Anlässlich des 4. Spieltags der Europa-League-Vorrunde erwartete die Anhängerschaft des Sport-Clubs für den 6. November eine besondere Auswärtsfahrt an die sonnige Côte d’Azur zum OGC Nizza. In sportlicher Hinsicht verlief die Reise auch äußerst erfolgreich. Die Freude über den 3:1-Sieg wurde jedoch getrübt von Schikanen und Polizeigewalt gegen die Freiburger Fanszene.
Die lokalen Behörden verweigerten den 1500 mitgereisten SC-Fans den freien Zugang zum Stadion. Erst zogen sich die Einreisekontrollen endlos hin. Dann die Anordnung, dass die Aushändigung der Tickets an einem zentralen, leicht zu kontrollierenden Sammelpunkt stattzufinden habe, um die Freiburger von dort mit Shuttle-Bussen geschlossen zum elf Kilometer entfernten Stadion zu bringen. Den Fans war zudem untersagt, an zwei Tagen außerhalb des Treffpunkts und des Stadions Fankleidung zu tragen, woran sich aber nicht viele gehalten haben sollen.
250 Leibesvisitationen
Die Fans waren daraufhin gezwungen, bei sonnigen Temperaturen teilweise mehr als anderthalb Stunden in den Bussen auszuharren, ohne Möglichkeit an die frische Luft zu treten oder eine Toilette aufzusuchen. Im Zuge der Maßnahme mussten sich laut „Badischer Zeitung“ bis zu 250 Personen – darunter Ultras wie Normalos – in der Nähe des Sammelpunkts einer „grenzüberschreitenden Leibesvisitation“ unterziehen.

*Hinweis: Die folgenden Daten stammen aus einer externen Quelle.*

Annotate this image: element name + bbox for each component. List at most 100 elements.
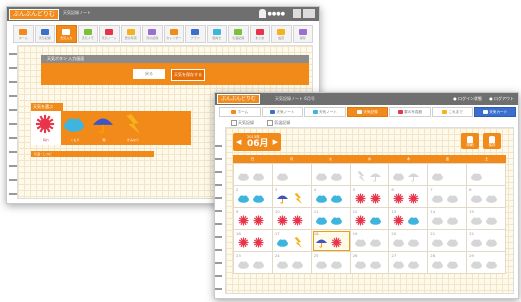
calendar-day-cell[interactable] — [350, 164, 390, 186]
calendar-day-cell[interactable]: 24 — [272, 252, 312, 274]
cloud-icon — [470, 237, 483, 248]
calendar-day-cell[interactable]: 28 — [428, 252, 468, 274]
calendar-day-cell[interactable]: 15 — [467, 208, 506, 230]
calendar-day-cell[interactable]: 10 — [272, 208, 312, 230]
calendar-day-cell[interactable]: 6 — [389, 186, 429, 208]
nav-glyph-icon — [19, 28, 28, 35]
nav-item-9[interactable]: 風向き — [206, 25, 227, 43]
calendar-day-cell[interactable]: 14 — [428, 208, 468, 230]
calendar-day-cell[interactable]: 18 — [311, 230, 351, 252]
sun-icon — [354, 193, 367, 204]
calendar-day-cell[interactable] — [389, 164, 429, 186]
nav-item-2[interactable]: 天気入力 — [56, 25, 77, 43]
calendar-day-cell[interactable]: 29 — [467, 252, 506, 274]
calendar-day-cell[interactable]: 16 — [234, 230, 273, 252]
tab-2[interactable]: 天気ノート — [304, 107, 346, 117]
nav-item-label: 保存 — [299, 35, 306, 40]
month-label: 06月 — [247, 139, 269, 149]
calendar-day-cell[interactable]: 11 — [311, 208, 351, 230]
calendar-day-cell[interactable]: 2 — [234, 186, 273, 208]
nav-item-label: 月の記録 — [146, 35, 159, 40]
nav-item-10[interactable]: 気温記録 — [228, 25, 249, 43]
calendar-day-cell[interactable]: 23 — [234, 252, 273, 274]
calendar-day-cell[interactable] — [234, 164, 273, 186]
logout-button[interactable] — [303, 9, 315, 18]
tab-1[interactable]: 天気ノート — [261, 107, 304, 117]
weather-option-label: かみなり — [126, 138, 139, 142]
calendar-day-cell[interactable]: 5 — [350, 186, 390, 208]
calendar-day-cell[interactable]: 12 — [350, 208, 390, 230]
calendar-day-cell[interactable]: 27 — [389, 252, 429, 274]
calendar-day-cell[interactable]: 13 — [389, 208, 429, 230]
weather-option-1[interactable]: くもり — [62, 114, 88, 142]
app-logo[interactable]: ぶんぶんどりむ — [217, 94, 260, 104]
cloud-icon — [330, 215, 343, 226]
calendar-day-cell[interactable]: 8 — [467, 186, 506, 208]
temperature-strip[interactable]: 気温・しつど — [31, 151, 154, 157]
calendar-day-cell[interactable]: 9 — [234, 208, 273, 230]
tab-5[interactable]: これまで — [431, 107, 474, 117]
tab-glyph-icon — [442, 110, 448, 114]
logout-link[interactable]: ● ログアウト — [489, 96, 514, 102]
tab-0[interactable]: ホーム — [219, 107, 261, 117]
tab-4[interactable]: 雲の写真館 — [389, 107, 431, 117]
calendar-day-cell[interactable]: 4 — [311, 186, 351, 208]
nav-item-4[interactable]: 天気ノート — [99, 25, 120, 43]
calendar-day-cell[interactable] — [311, 164, 351, 186]
calendar-day-cell[interactable] — [272, 164, 312, 186]
nav-item-1[interactable]: 天気記録 — [34, 25, 55, 43]
sun-icon — [330, 237, 343, 248]
nav-item-8[interactable]: グラフ — [185, 25, 206, 43]
print-button[interactable]: 印刷 — [461, 133, 479, 149]
calendar-day-cell[interactable]: 17 — [272, 230, 312, 252]
nav-item-12[interactable]: 設定 — [271, 25, 292, 43]
day-number: 26 — [352, 253, 358, 258]
prev-month-icon[interactable]: ◀ — [236, 138, 241, 146]
nav-item-11[interactable]: まとめ — [249, 25, 270, 43]
tab-glyph-icon — [231, 110, 237, 114]
login-status[interactable]: ● ログイン状態 — [453, 96, 482, 102]
calendar-day-cell[interactable]: 25 — [311, 252, 351, 274]
app-logo[interactable]: ぶんぶんどりむ — [9, 9, 59, 20]
display-options: 天気記録 気温記録 — [231, 120, 302, 126]
nav-item-7[interactable]: カレンダー — [163, 25, 184, 43]
cloud-icon — [431, 193, 444, 204]
nav-item-3[interactable]: 天気メモ — [77, 25, 98, 43]
save-weather-button[interactable]: 天気を保存する — [171, 69, 205, 81]
calendar-day-cell[interactable]: 22 — [467, 230, 506, 252]
day-number: 16 — [236, 231, 241, 236]
calendar-day-cell[interactable]: 19 — [350, 230, 390, 252]
day-number: 11 — [313, 209, 319, 214]
sun-icon — [392, 193, 405, 204]
checkbox-temperature[interactable]: 気温記録 — [267, 120, 296, 126]
calendar-day-cell[interactable] — [428, 164, 468, 186]
next-month-icon[interactable]: ▶ — [273, 138, 278, 146]
cloud-icon — [276, 259, 289, 270]
cloud-icon — [485, 193, 498, 204]
nav-glyph-icon — [191, 28, 200, 35]
calendar-day-cell[interactable]: 26 — [350, 252, 390, 274]
cancel-button[interactable]: 戻る — [133, 69, 165, 79]
nav-item-5[interactable]: 雲の写真 — [120, 25, 141, 43]
sun-icon — [354, 215, 367, 226]
weather-option-2[interactable]: 雨 — [91, 114, 117, 142]
calendar-day-cell[interactable] — [467, 164, 506, 186]
tab-3[interactable]: 天気記録 — [346, 107, 389, 117]
save-button[interactable]: 保存 — [483, 133, 501, 149]
nav-item-0[interactable]: ホーム — [13, 25, 34, 43]
help-button[interactable] — [293, 9, 301, 18]
tab-6[interactable]: 天気カード — [474, 107, 517, 117]
checkbox-weather[interactable]: 天気記録 — [231, 120, 260, 126]
calendar-day-cell[interactable]: 7 — [428, 186, 468, 208]
nav-item-13[interactable]: 保存 — [292, 25, 313, 43]
cloud-icon — [431, 171, 444, 182]
calendar-day-cell[interactable]: 21 — [428, 230, 468, 252]
title-bar: ぶんぶんどりむ 天気記録ノート ●●●● — [7, 7, 319, 21]
nav-item-6[interactable]: 月の記録 — [142, 25, 163, 43]
user-info[interactable]: ●●●● — [258, 9, 285, 19]
cloud-icon — [252, 171, 265, 182]
calendar-day-cell[interactable]: 20 — [389, 230, 429, 252]
weather-option-0[interactable]: 晴れ — [33, 114, 59, 142]
weather-option-3[interactable]: かみなり — [120, 114, 146, 142]
calendar-day-cell[interactable]: 3 — [272, 186, 312, 208]
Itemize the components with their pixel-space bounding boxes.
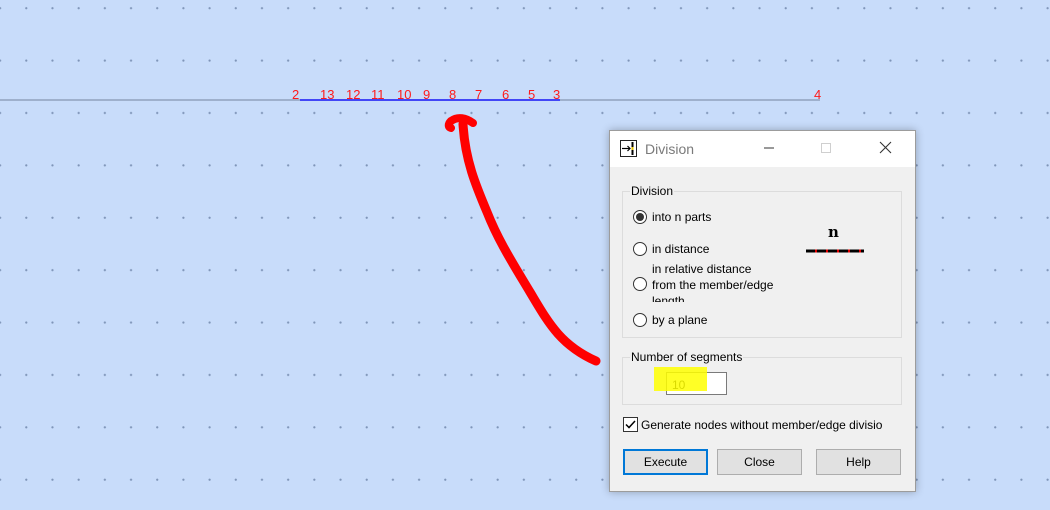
node-label[interactable]: 7 xyxy=(475,88,482,102)
node-label[interactable]: 9 xyxy=(423,88,430,102)
division-group-legend: Division xyxy=(630,184,675,198)
dialog-title: Division xyxy=(645,141,695,157)
node-label[interactable]: 5 xyxy=(528,88,535,102)
node-label[interactable]: 6 xyxy=(502,88,509,102)
segments-group-legend: Number of segments xyxy=(630,350,744,364)
relative-distance-label-clip: in relative distance from the member/edg… xyxy=(652,262,822,302)
close-button[interactable]: Close xyxy=(717,449,802,475)
division-preview-icon: n xyxy=(805,221,865,255)
maximize-button xyxy=(803,131,849,167)
highlight-marker xyxy=(654,367,707,391)
radio-relative-distance[interactable] xyxy=(633,277,647,291)
dialog-titlebar[interactable]: Division xyxy=(610,131,915,167)
radio-label-into-n-parts[interactable]: into n parts xyxy=(652,210,711,225)
radio-label-relative-distance-line1[interactable]: in relative distance xyxy=(652,262,751,277)
annotation-arrow xyxy=(458,119,601,366)
close-icon xyxy=(879,141,892,157)
generate-nodes-label[interactable]: Generate nodes without member/edge divis… xyxy=(641,418,882,433)
minimize-icon xyxy=(763,142,775,157)
maximize-icon xyxy=(820,142,832,157)
help-button[interactable]: Help xyxy=(816,449,901,475)
generate-nodes-label-clip: Generate nodes without member/edge divis… xyxy=(641,417,911,433)
radio-label-relative-distance-line3[interactable]: length xyxy=(652,294,685,302)
radio-by-a-plane[interactable] xyxy=(633,313,647,327)
radio-label-by-a-plane[interactable]: by a plane xyxy=(652,313,707,328)
division-app-icon xyxy=(620,140,637,157)
node-label[interactable]: 2 xyxy=(292,88,299,102)
node-label[interactable]: 8 xyxy=(449,88,456,102)
node-label[interactable]: 4 xyxy=(814,88,821,102)
radio-into-n-parts[interactable] xyxy=(633,210,647,224)
node-label[interactable]: 11 xyxy=(371,88,385,102)
radio-label-relative-distance-line2[interactable]: from the member/edge xyxy=(652,278,773,293)
radio-in-distance[interactable] xyxy=(633,242,647,256)
minimize-button[interactable] xyxy=(746,131,792,167)
execute-button[interactable]: Execute xyxy=(623,449,708,475)
radio-label-in-distance[interactable]: in distance xyxy=(652,242,709,257)
node-label[interactable]: 13 xyxy=(320,88,334,102)
node-label[interactable]: 3 xyxy=(553,88,560,102)
close-window-button[interactable] xyxy=(862,131,908,167)
node-label[interactable]: 10 xyxy=(397,88,411,102)
division-dialog: Division Division into n parts in distan… xyxy=(609,130,916,492)
node-label[interactable]: 12 xyxy=(346,88,360,102)
generate-nodes-checkbox[interactable] xyxy=(623,417,638,432)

Die letzten Busse erreichten das Stadion erst 20 Minuten vor Anpfiff. Wegen des erhöhten Andrangs ließ die Polizei die Situation nun vollends eskalieren und schlug mit Knüppeln wahllos auf SC-Fans ein, im Gedränge kam es zu zwei bestätigten Festnahmen.
Aus Protest gegen das herablassende Verhalten und die massiv überzogene Gewalt der französischen Behörden verzichteten die Freiburger während der gesamten Partie auf Fangesänge, Banner und Choreografien. Während des gesamten Spiels waren Polizeitrupps im Gästeblock präsent. Nach Abpfiff und einer Stunde Quarantäne kam es draußen erneut zu Drangsalierungen seitens der französischen Behörden: SC-Fans warteten in den vollbesetzten Bussen bei verschlossenen Türen ewig auf die Abfahrt – ein Austritt blieb ihnen wieder verwehrt.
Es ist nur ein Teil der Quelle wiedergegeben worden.